Children's Hospital Association: Leader’s Perspective: In Crisis, Practice Kindness, Communication
The novel coronavirus (COVID-19) has changed nearly every aspect of life, and for many areas in the U.S., the worst is likely yet to come. Children's hospitals around the country are mobilizing their pandemic response plans—in many cases not only to provide care for their pediatric populations but also help alleviate the strain on adult health care facilities.
Children's Hospitals Today caught up with Paul Kempinski, M.S., FACHE, president and chief executive officer at Children's Mercy in Kansas City, Missouri, to discuss his team's pandemic response and how children's hospitals can support their communities during this outbreak.

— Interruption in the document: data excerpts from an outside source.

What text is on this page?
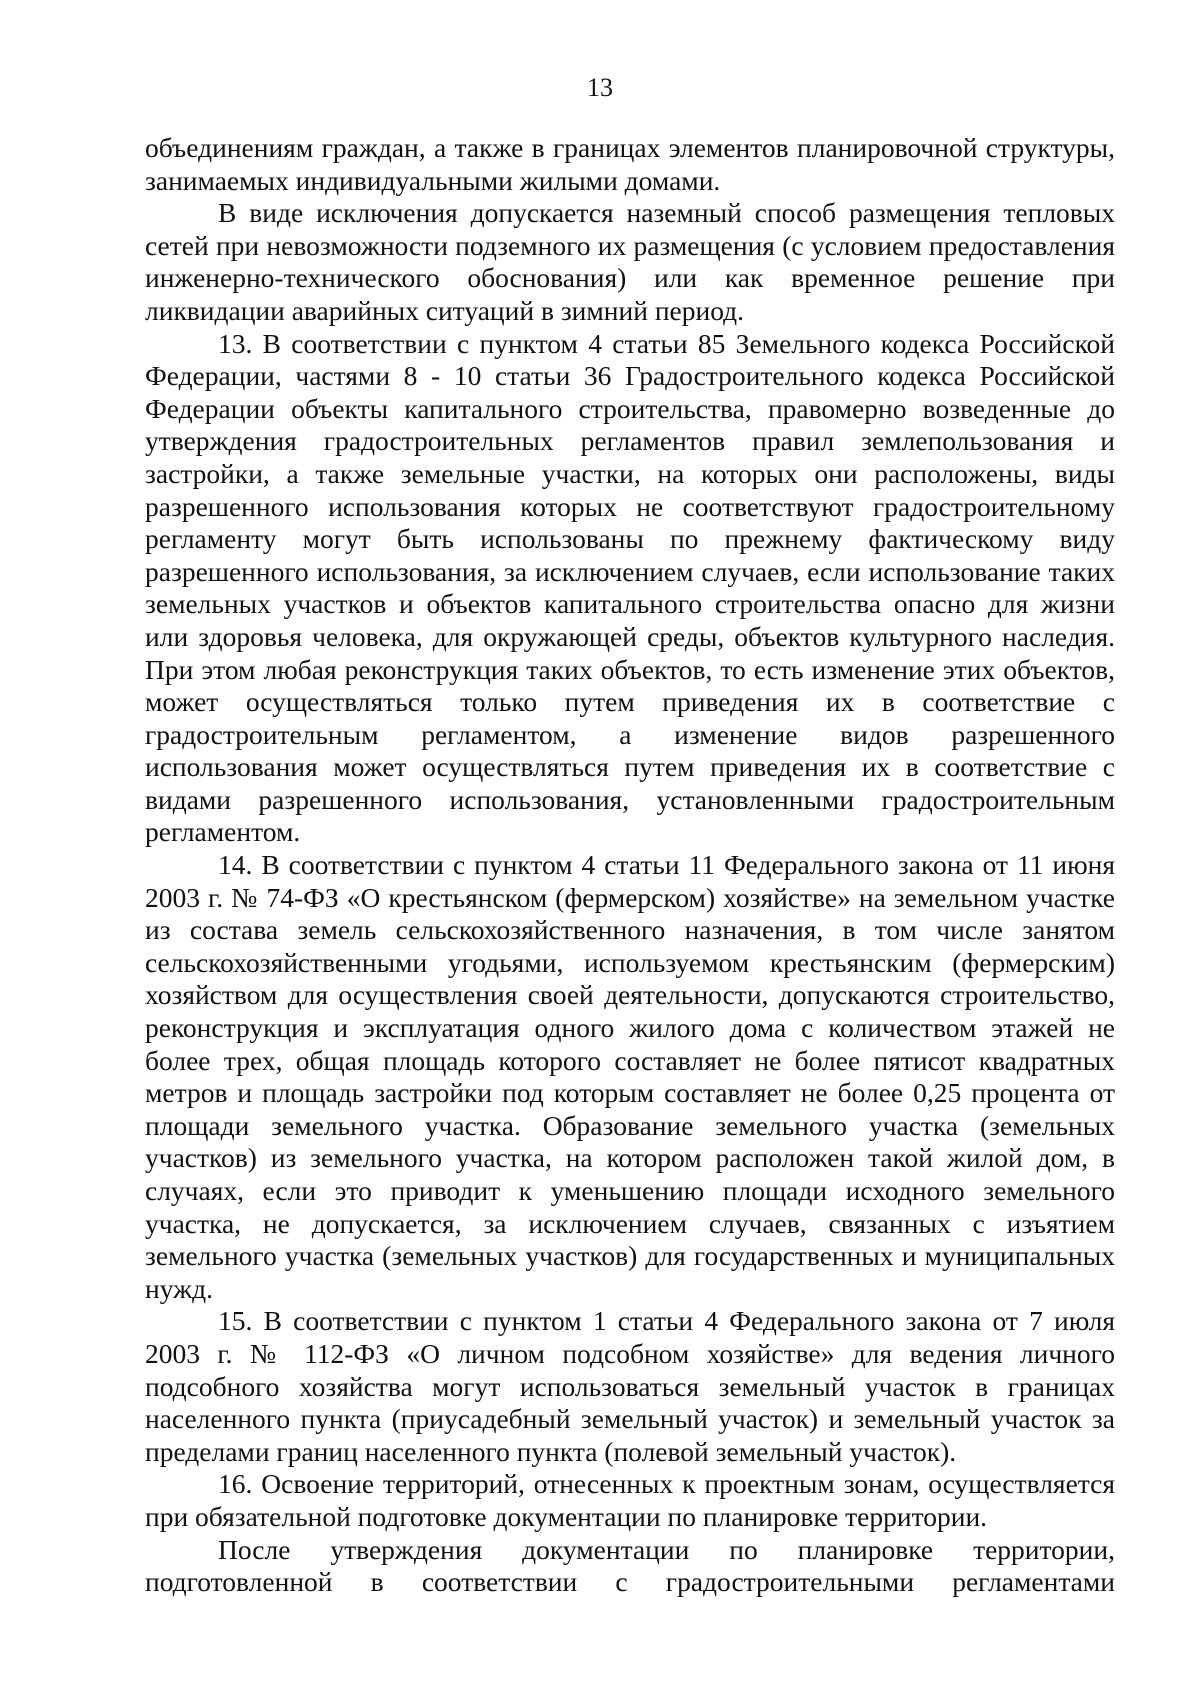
13

объединениям граждан, а также в границах элементов планировочной структуры, занимаемых индивидуальными жилыми домами.

В виде исключения допускается наземный способ размещения тепловых сетей при невозможности подземного их размещения (с условием предоставления инженерно-технического обоснования) или как временное решение при ликвидации аварийных ситуаций в зимний период.

13. В соответствии с пунктом 4 статьи 85 Земельного кодекса Российской Федерации, частями 8 - 10 статьи 36 Градостроительного кодекса Российской Федерации объекты капитального строительства, правомерно возведенные до утверждения градостроительных регламентов правил землепользования и застройки, а также земельные участки, на которых они расположены, виды разрешенного использования которых не соответствуют градостроительному регламенту могут быть использованы по прежнему фактическому виду разрешенного использования, за исключением случаев, если использование таких земельных участков и объектов капитального строительства опасно для жизни или здоровья человека, для окружающей среды, объектов культурного наследия. При этом любая реконструкция таких объектов, то есть изменение этих объектов, может осуществляться только путем приведения их в соответствие с градостроительным регламентом, а изменение видов разрешенного использования может осуществляться путем приведения их в соответствие с видами разрешенного использования, установленными градостроительным регламентом.

14. В соответствии с пунктом 4 статьи 11 Федерального закона от 11 июня 2003 г. № 74-ФЗ «О крестьянском (фермерском) хозяйстве» на земельном участке из состава земель сельскохозяйственного назначения, в том числе занятом сельскохозяйственными угодьями, используемом крестьянским (фермерским) хозяйством для осуществления своей деятельности, допускаются строительство, реконструкция и эксплуатация одного жилого дома с количеством этажей не более трех, общая площадь которого составляет не более пятисот квадратных метров и площадь застройки под которым составляет не более 0,25 процента от площади земельного участка. Образование земельного участка (земельных участков) из земельного участка, на котором расположен такой жилой дом, в случаях, если это приводит к уменьшению площади исходного земельного участка, не допускается, за исключением случаев, связанных с изъятием земельного участка (земельных участков) для государственных и муниципальных нужд.

15. В соответствии с пунктом 1 статьи 4 Федерального закона от 7 июля 2003 г. № 112-ФЗ «О личном подсобном хозяйстве» для ведения личного подсобного хозяйства могут использоваться земельный участок в границах населенного пункта (приусадебный земельный участок) и земельный участок за пределами границ населенного пункта (полевой земельный участок).

16. Освоение территорий, отнесенных к проектным зонам, осуществляется при обязательной подготовке документации по планировке территории.

После утверждения документации по планировке территории, подготовленной в соответствии с градостроительными регламентами
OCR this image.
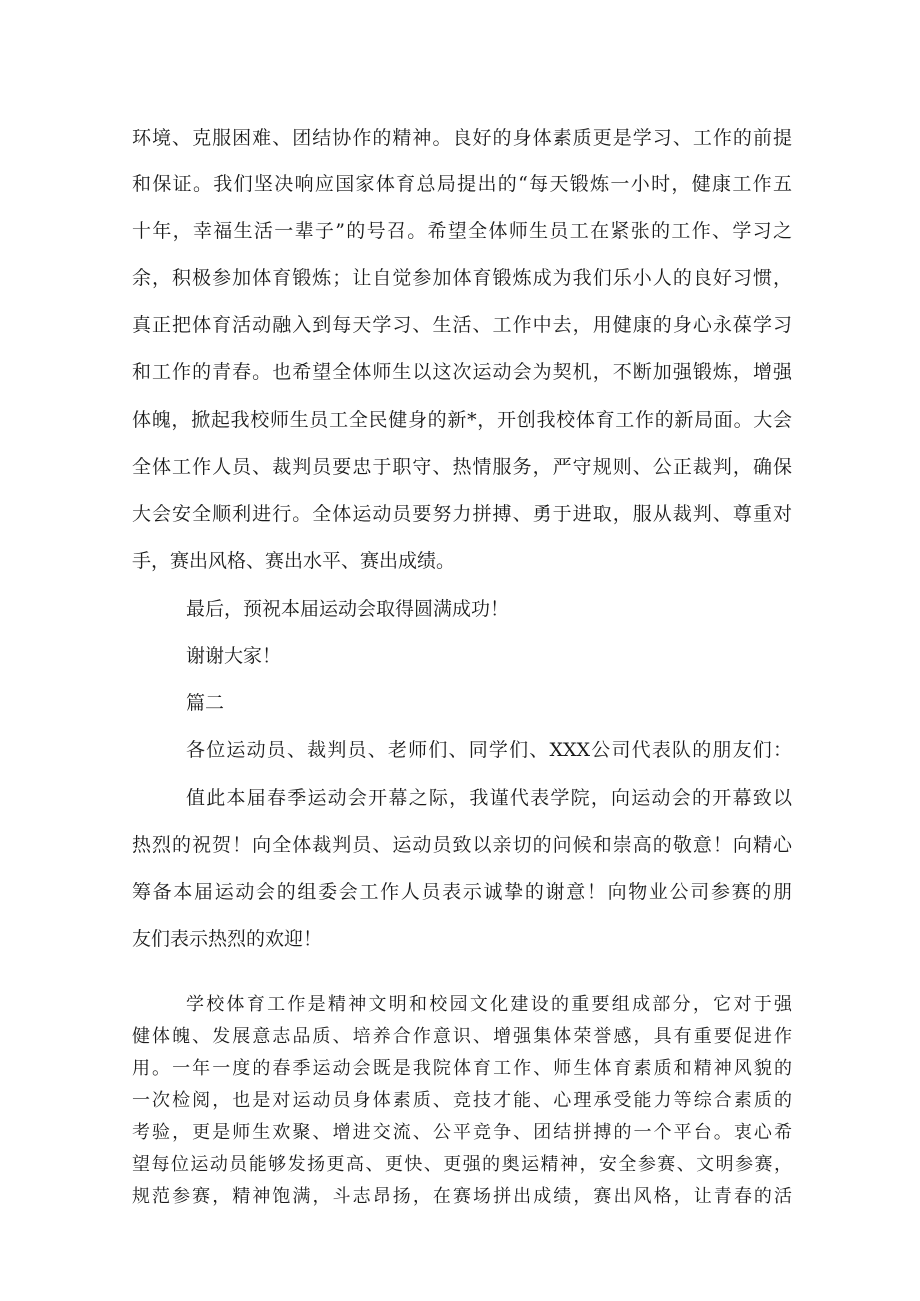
环境、克服困难、团结协作的精神。良好的身体素质更是学习、工作的前提
和保证。我们坚决响应国家体育总局提出的“每天锻炼一小时，健康工作五
十年，幸福生活一辈子”的号召。希望全体师生员工在紧张的工作、学习之
余，积极参加体育锻炼；让自觉参加体育锻炼成为我们乐小人的良好习惯，
真正把体育活动融入到每天学习、生活、工作中去，用健康的身心永葆学习
和工作的青春。也希望全体师生以这次运动会为契机，不断加强锻炼，增强
体魄，掀起我校师生员工全民健身的新*，开创我校体育工作的新局面。大会
全体工作人员、裁判员要忠于职守、热情服务，严守规则、公正裁判，确保
大会安全顺利进行。全体运动员要努力拼搏、勇于进取，服从裁判、尊重对
手，赛出风格、赛出水平、赛出成绩。
最后，预祝本届运动会取得圆满成功！
谢谢大家！
篇二
各位运动员、裁判员、老师们、同学们、XXX公司代表队的朋友们：
值此本届春季运动会开幕之际，我谨代表学院，向运动会的开幕致以
热烈的祝贺！向全体裁判员、运动员致以亲切的问候和崇高的敬意！向精心
筹备本届运动会的组委会工作人员表示诚挚的谢意！向物业公司参赛的朋
友们表示热烈的欢迎！
学校体育工作是精神文明和校园文化建设的重要组成部分，它对于强
健体魄、发展意志品质、培养合作意识、增强集体荣誉感，具有重要促进作
用。一年一度的春季运动会既是我院体育工作、师生体育素质和精神风貌的
一次检阅，也是对运动员身体素质、竞技才能、心理承受能力等综合素质的
考验，更是师生欢聚、增进交流、公平竞争、团结拼搏的一个平台。衷心希
望每位运动员能够发扬更高、更快、更强的奥运精神，安全参赛、文明参赛，
规范参赛，精神饱满，斗志昂扬，在赛场拼出成绩，赛出风格，让青春的活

How do you reassure your staff in such an unprecedented and difficult time?
It calls on us as leaders to take our leadership to the next level, and there are formal ways we can do that. Every day, we are communicating with our employees internally and our community stakeholders externally. We do that using social media and all the available formal and technology-based communication mechanisms.
Candidly, the most effective way of communicating and engaging our employees is for us as leaders to be out there and visible. I told our team that while we need to be practicing social distancing, we cannot practice leadership isolation. If there is ever a time when we as leaders must be visible and out there talking directly with our employees and our stakeholders, this is the time to do that.
I can't tell you how impactful it is for staff members just to have the CEO there and talking with them. Not just leader-to-staff, but human-to-human. That's the most powerful means of communication we have.
I think our new physician-in-chief, Rob Lane, summed it up very well. He said, "When we get through this—well through it, like 10 years from now—we want our employees who are here and remain here to be able to look back upon this pandemic and say, 'Despite how challenging and how difficult it was, our organization cared for us. It had to make tough decisions. We didn't always agree, but we got through this and our collective soul and our culture remained intact—if, in fact, it didn't elevate as a result of it.'"
That's the way we want to be able to look back and tell the story. Time will tell, but I believe we're well-positioned to do that.